= Anti-Corsican sentiment =

Anti-Corsican sentiment or Anti-Corsianism is hostility, rejection, discrimination against and/or hatred towards Corsica, Corsican culture or the Corsican ethnic group. In the 21st century, some denounce the use of the term as a victimization phenomenon.

== Stereotypes of Corsicans ==
Some stereotypes of Corsicans include that they don't like tourists, that they are racist or lazy, or that they are terrorists or members of mafia groups.

== History ==
=== Antiquity ===
The Greek geographer Strabo wrote:
«The island of Cyrnos, which the Romans call Corsica, is a terrible country to inhabit, given the harsh nature of the soil and the almost absolute lack of passable roads, which means that the populations are confined to the mountains and reduced to living by banditry, are wilder than wild beasts. This is what we can, moreover, verify without leaving Rome, because it often happens that the Roman generals make raids on the island, unexpectedly attack some of the fortresses of these barbarians and thus remove a large number of slaves; we can then closely observe the strange physiognomy of these men, fierce like the beasts of the woods or stupid like cattle, who cannot bear to live in servitude, or who, if they resign themselves not to die, wear out the masters who bought them with their apathy and insensitivity, to the point of making them regret the little money they cost them. There are, however, certain portions of the island, which are strictly habitable, and where we even find a few small towns, such as Blésinon, Charax, Eniconiæ and Vapanes.»

=== Republic of Genoa ===
The Corsican population was oppressed under the Genoese domination of the island. The Corsicans were notably overtaxed, despised and most were forcibly expelled from certain large cities, notably Bonifacio and Calvi.

=== France ===
In France, well before the annexation of Corsica by France, descriptions devalue the Corsican population. According to Pierre Davity, the Corsicans are hardly civilized for the most part and there is not in them this politeness that the we see among the Italians. They would be described as "extremely cruel" however Davity notes that they would be brave soldiers.

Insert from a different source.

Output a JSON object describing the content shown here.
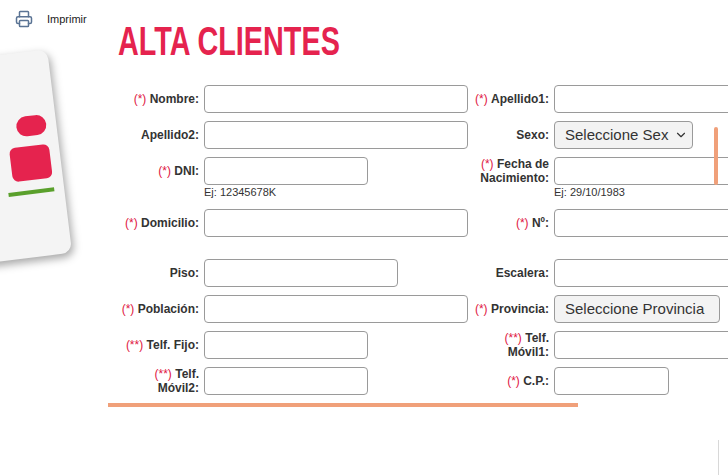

During the Napoleonic period, the royalists took up the Corsican name of Napoleon Bonaparte, Buonaparte, because they did not recognize his imperial dignity acquired due to his ethnic origins after the breakdown of the Peace of Amiens (1803) and thus refused to use only his first name, sign of his title.

The writer Victor Hugo notably wrote: «Each state has its slave, each kingdom drags its ball and chain. Turkey has Greece, Russia has Poland, England has Ireland and France has Corsica. Alongside each master people, a people of slaves. Poorly built building: half marble, half plaster.»

In 1890, the trip of President Sadi Carnot to Corsica was recounted in Le petit journal, with a circulation of more than a million copies, in an article entitled: «The President among the savages.»

=== North Africa ===
The Corsicans were one of the ethnic groups victimized by the Barbary slave trade and were favored targets for North African slavers and pirates, as a result, many coastal villages were raided by Ottoman fleets. However, some corsairs who kidnapped Corsicans were themselves of Corsican origin who had been kidnapped decades earlier by the Barbarys.

== Present day ==
On French social networks, Corsicans are one of the most stereotyped groups and subject to hostility. There was also an awkwardness on the part of Agence France-Presse following a case of racism by speaking directly about Corsica before mentioning that the case is taking place throughout France.

Television host Laurent Ruquier has attracted controversy several times for his hostile jokes towards Corsicans. In 2001, he declared, "Discreetly, Jospin gave himself a little pleasure by firing Zuccarelli: blowing up a Corsican without us hearing the sound of the explosion". He notably declared in 2011, "In Corsica, there are elected officials, beaten elected officials and dejected elected officials. We went from prefects to mayors. When it comes to job cuts on the Isle of Beauty, we're not doing any better".

Interior Minister Manuel Valls declared in 2013 that "Violence is rooted in Corsican culture" following the assassination of PNRC president Jean-Luc Chiappini and asked Corsicans to support French justice. The comments were highlighted and outraged several Corsicans, one of whom questioned him about his comments: “I wanted to tell you that I am Corsican, I work for Corsica and for me violence is not at all part of my culture. I believe that the violence today in Corsica is part of a political and economic context that is difficult to control. But it's a little disheartening to hear that it's part of our culture. It's like there's nothing we can do about it." Many French people disapproved of Manuel Valls' comments.

Comments on social networks also report calls to «must get rid of this island», describing the Corsican population as “inbred” or others like «The only ones who work in your country are the funeral directors because you're shooting at each other like idiots.» or «I want to invest in a bacteriological bomb that I send to Corsica»

In 2023, the attack on a father and his eight-year-old son sick with cancer, supporters of Olympique de Marseille, by supporters of AC Ajaccio leads to an increase in hostility against the Corsicans.